The ICF, which has made key recommendations to the CDB on programs to be coordinated and financed by the bank, was initially developed at that same Ottawa Initiative Meeting held in May 2003, comprised of top officials from Canada, including Pierre Pettigrew, the U.S. and other nations, yet conveniently excluding any Haitians — bears resemblance to slave-era control by “civilized society” over the black majority. Only now, the shackles that bind are low-wages in sweatshops, export-development of Haiti’s precious resources and enforced privatization on still popular publicly funded essential services and utilities, the last point highlighted in the CDB’s records of ICF major recommendations, which includes “private sector development”.

The whips are slated to be held firmly in the hands of Canadian corporations, as confirmed by Mr. Marcheterre in a statement that Canada’s involvement in the Bank is in large part in order to ensure that Canadian corporations have the opportunity to win contracts in borrowing countries, such as Haiti, rather than promoting local employment and business development.

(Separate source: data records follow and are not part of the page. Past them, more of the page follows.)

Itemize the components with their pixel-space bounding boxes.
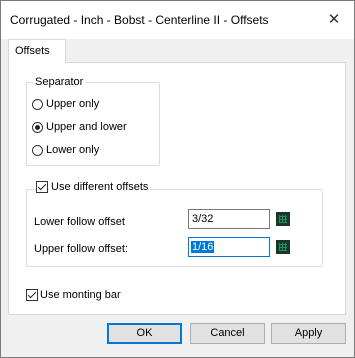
window-title: Corrugated - Inch - Bobst - Centerline I… bbox=[10, 13, 269, 27]
close-icon[interactable]: ✕ bbox=[321, 9, 347, 31]
cancel-button[interactable]: Cancel bbox=[190, 323, 265, 344]
lower-follow-offset-input[interactable]: 3/32 bbox=[188, 209, 270, 229]
radio-upper-and-lower-label[interactable]: Upper and lower bbox=[46, 121, 127, 133]
tab-offsets[interactable]: Offsets bbox=[8, 39, 66, 63]
tab-offsets-label: Offsets bbox=[15, 45, 50, 57]
upper-follow-offset-value: 1/16 bbox=[191, 241, 215, 253]
use-monting-bar-label[interactable]: Use monting bar bbox=[40, 289, 121, 301]
separator-legend: Separator bbox=[33, 76, 86, 88]
use-monting-bar-checkbox[interactable] bbox=[26, 289, 38, 301]
use-different-offsets-checkbox[interactable] bbox=[36, 181, 48, 193]
offsets-group bbox=[26, 189, 323, 267]
lower-follow-offset-value: 3/32 bbox=[192, 213, 214, 225]
radio-upper-only[interactable] bbox=[32, 99, 43, 110]
offsets-dialog: Corrugated - Inch - Bobst - Centerline I… bbox=[0, 0, 355, 358]
lower-offset-picker-icon[interactable] bbox=[276, 212, 290, 226]
radio-lower-only[interactable] bbox=[32, 145, 43, 156]
offsets-panel: Separator Upper only Upper and lower Low… bbox=[8, 62, 346, 315]
radio-upper-and-lower[interactable] bbox=[32, 122, 43, 133]
ok-button[interactable]: OK bbox=[107, 323, 182, 344]
apply-button[interactable]: Apply bbox=[271, 323, 346, 344]
upper-offset-picker-icon[interactable] bbox=[276, 240, 290, 254]
radio-upper-only-label[interactable]: Upper only bbox=[46, 98, 99, 110]
upper-follow-offset-input[interactable]: 1/16 bbox=[188, 237, 270, 257]
title-bar: Corrugated - Inch - Bobst - Centerline I… bbox=[1, 1, 354, 39]
use-different-offsets-label[interactable]: Use different offsets bbox=[49, 181, 151, 193]
upper-follow-offset-label: Upper follow offset: bbox=[34, 243, 128, 255]
lower-follow-offset-label: Lower follow offset bbox=[34, 216, 125, 228]
radio-lower-only-label[interactable]: Lower only bbox=[46, 144, 99, 156]
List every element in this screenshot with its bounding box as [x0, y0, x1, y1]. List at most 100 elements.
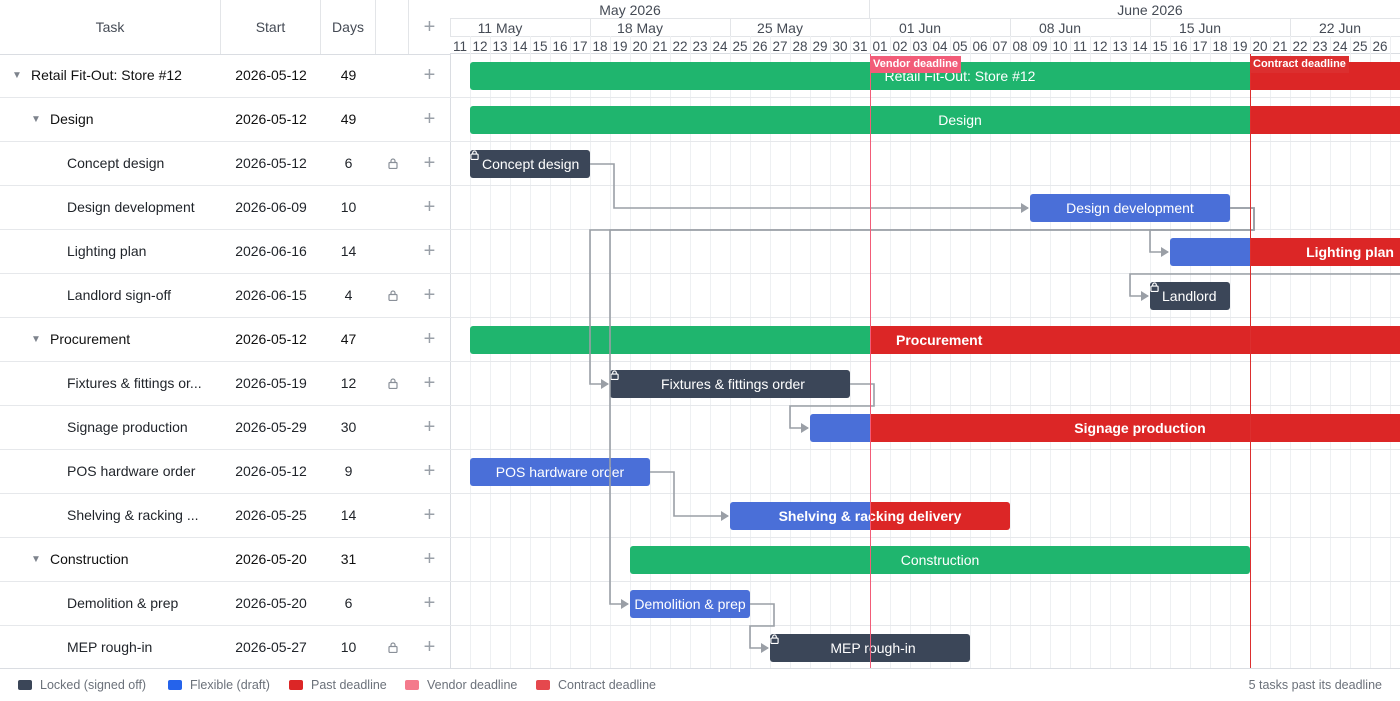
task-start: 2026-05-12 [235, 155, 307, 171]
add-task-header-button[interactable]: + [409, 0, 450, 54]
add-subtask-button[interactable]: + [409, 626, 450, 668]
deadline-flag[interactable]: Vendor deadline [870, 56, 961, 73]
task-row[interactable]: Concept design 2026-05-12 6 + [0, 142, 450, 186]
task-name[interactable]: MEP rough-in [0, 626, 218, 668]
task-name[interactable]: Landlord sign-off [0, 274, 218, 317]
task-bar-label: Construction [900, 552, 980, 568]
task-bar[interactable]: Fixtures & fittings order [610, 370, 850, 398]
add-subtask-button[interactable]: + [409, 318, 450, 361]
task-bar-label: Fixtures & fittings order [661, 376, 805, 392]
task-days: 6 [344, 155, 353, 171]
add-subtask-button[interactable]: + [409, 538, 450, 581]
column-header-start[interactable]: Start [221, 0, 321, 54]
day-label: 27 [772, 39, 787, 54]
add-subtask-button[interactable]: + [409, 450, 450, 493]
add-subtask-button[interactable]: + [409, 494, 450, 537]
task-row[interactable]: ▼ Procurement 2026-05-12 47 + [0, 318, 450, 362]
task-row[interactable]: ▼ Retail Fit-Out: Store #12 2026-05-12 49 + [0, 54, 450, 98]
task-bar[interactable]: Landlord [1150, 282, 1230, 310]
add-subtask-button[interactable]: + [409, 582, 450, 625]
add-subtask-button[interactable]: + [409, 98, 450, 141]
task-name[interactable]: Signage production [0, 406, 218, 449]
add-subtask-button[interactable]: + [409, 274, 450, 317]
task-row[interactable]: Shelving & racking ... 2026-05-25 14 + [0, 494, 450, 538]
day-label: 12 [472, 39, 487, 54]
task-days: 6 [344, 595, 353, 611]
task-bar[interactable]: Design development [1030, 194, 1230, 222]
column-header-days[interactable]: Days [321, 0, 376, 54]
task-bar-label: Signage production [1074, 420, 1206, 436]
task-bar-label: Procurement [896, 332, 983, 348]
add-subtask-button[interactable]: + [409, 142, 450, 185]
day-label: 11 [453, 39, 467, 54]
task-row[interactable]: Signage production 2026-05-29 30 + [0, 406, 450, 450]
task-bar[interactable]: Lighting plan [1170, 238, 1400, 266]
task-row[interactable]: MEP rough-in 2026-05-27 10 + [0, 626, 450, 668]
task-start: 2026-06-09 [235, 199, 307, 215]
week-label: 01 Jun [899, 20, 941, 36]
task-grid: Task Start Days + ▼ Retail Fit-Out: Store… [0, 0, 451, 668]
day-label: 28 [792, 39, 807, 54]
add-subtask-button[interactable]: + [409, 230, 450, 273]
task-name[interactable]: Design [0, 98, 218, 141]
task-days: 47 [340, 331, 357, 347]
task-row[interactable]: Demolition & prep 2026-05-20 6 + [0, 582, 450, 626]
lock-slot [376, 186, 409, 229]
task-row[interactable]: POS hardware order 2026-05-12 9 + [0, 450, 450, 494]
legend-swatch [168, 679, 182, 690]
lock-icon [376, 274, 409, 317]
task-start: 2026-05-12 [235, 67, 307, 83]
day-label: 20 [632, 39, 647, 54]
task-row[interactable]: Landlord sign-off 2026-06-15 4 + [0, 274, 450, 318]
lock-slot [376, 98, 409, 141]
task-days: 10 [340, 199, 357, 215]
task-bar[interactable]: Design [470, 106, 1400, 134]
task-bar-label: Landlord [1162, 288, 1217, 304]
legend-item: Locked (signed off) [18, 669, 146, 701]
task-bar[interactable]: Procurement [470, 326, 1400, 354]
task-row[interactable]: Fixtures & fittings or... 2026-05-19 12 + [0, 362, 450, 406]
task-bar-label: Demolition & prep [634, 596, 746, 612]
task-name[interactable]: Shelving & racking ... [0, 494, 218, 537]
task-name[interactable]: Procurement [0, 318, 218, 361]
week-label: 22 Jun [1319, 20, 1361, 36]
task-name[interactable]: Demolition & prep [0, 582, 218, 625]
task-name[interactable]: Fixtures & fittings or... [0, 362, 218, 405]
lock-slot [376, 494, 409, 537]
task-row[interactable]: ▼ Design 2026-05-12 49 + [0, 98, 450, 142]
lock-slot [376, 318, 409, 361]
task-bar[interactable]: Construction [630, 546, 1250, 574]
task-start: 2026-05-12 [235, 111, 307, 127]
month-label: May 2026 [599, 2, 661, 18]
add-subtask-button[interactable]: + [409, 54, 450, 97]
task-name[interactable]: Lighting plan [0, 230, 218, 273]
task-start: 2026-05-12 [235, 331, 307, 347]
task-start: 2026-06-16 [235, 243, 307, 259]
task-row[interactable]: Lighting plan 2026-06-16 14 + [0, 230, 450, 274]
task-bar-label: Design [938, 112, 982, 128]
add-subtask-button[interactable]: + [409, 406, 450, 449]
task-bar[interactable]: Concept design [470, 150, 590, 178]
day-label: 14 [512, 39, 528, 54]
legend-label: Vendor deadline [427, 678, 518, 692]
task-bar[interactable]: Signage production [810, 414, 1400, 442]
task-name[interactable]: Construction [0, 538, 218, 581]
task-name[interactable]: Design development [0, 186, 218, 229]
deadline-flag[interactable]: Contract deadline [1250, 56, 1349, 73]
day-label: 09 [1032, 39, 1047, 54]
task-bar[interactable]: Demolition & prep [630, 590, 750, 618]
day-label: 08 [1012, 39, 1027, 54]
task-bar[interactable]: POS hardware order [470, 458, 650, 486]
legend-label: Past deadline [311, 678, 387, 692]
task-row[interactable]: ▼ Construction 2026-05-20 31 + [0, 538, 450, 582]
task-name[interactable]: Retail Fit-Out: Store #12 [0, 54, 218, 97]
day-label: 25 [1352, 39, 1367, 54]
add-subtask-button[interactable]: + [409, 186, 450, 229]
legend-item: Flexible (draft) [168, 669, 270, 701]
task-row[interactable]: Design development 2026-06-09 10 + [0, 186, 450, 230]
add-subtask-button[interactable]: + [409, 362, 450, 405]
column-header-task[interactable]: Task [0, 0, 221, 54]
task-name[interactable]: Concept design [0, 142, 218, 185]
task-name[interactable]: POS hardware order [0, 450, 218, 493]
task-bar-label: POS hardware order [495, 464, 625, 480]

The requirements imposed by the CDB for winning contracting bids, effectively the programs financed by the laons, have been established with little, if any, consideration for the climate facing Haiti’s poor majority, such as determinants as to what a “well-established” company is or the ability for a violently devastated local Haitian company to compete against multinational Canadian corporations.

According to the CDB’s own statements on competitive contracting and regulations for winning contracts, Haitian companies are from onslaught at a great disadvantage as they will be unable to meet the competitive bidding process against well-established Canadian corporations outlined by the CDB, which, for example, requires companies to have been well-established within the region for more than five years. This requirement alone excludes any up-and-coming Haitian companies or any companies that have been ravaged by the current post-coup forces from being able to obtain work through the CDB. This type of contracting, rather than promote Haitian companies to participate in the rebuilding of this devastated country, suggests not only that existing rich Canadian corporations will enter Haiti for rebuilding purposes and then leave, but also that CDB, a bank promoted by Canada seemingly a far cry from the sustainable development models so widely promoted by Canada elsewhere.

With Canada’s Minister of Foreign Affairs palying a key role in the establishment of policies for one of the region’s main private lending institutions, and Haiti’s unique history as a recipient of Canadian development assistance, we can better understand the importance attached to the CDB and the urgency with which Canada is rushing through the finalization of Haiti’s CDB membership prior to any democratic elections that might produce a less enthusiastic or pliant government. With the government of Canada slashing its aid to Haiti in the years leading up to the 2004 coup, and the possibility of a new Canadian-dominated conduit for Canada’s lending to Haiti in the CDB, there emerges a significant risk that this little-noticed institution will in fact prove to be of “developmental” benefit only to Canadian corporations and private lenders. Such an outcome, marketed as a component of Canada’s “overseas development assistance” to Haiti, would only serve to further lock-in Haiti’s underdevelopment and continue its history of victimization at the hands of the powerful.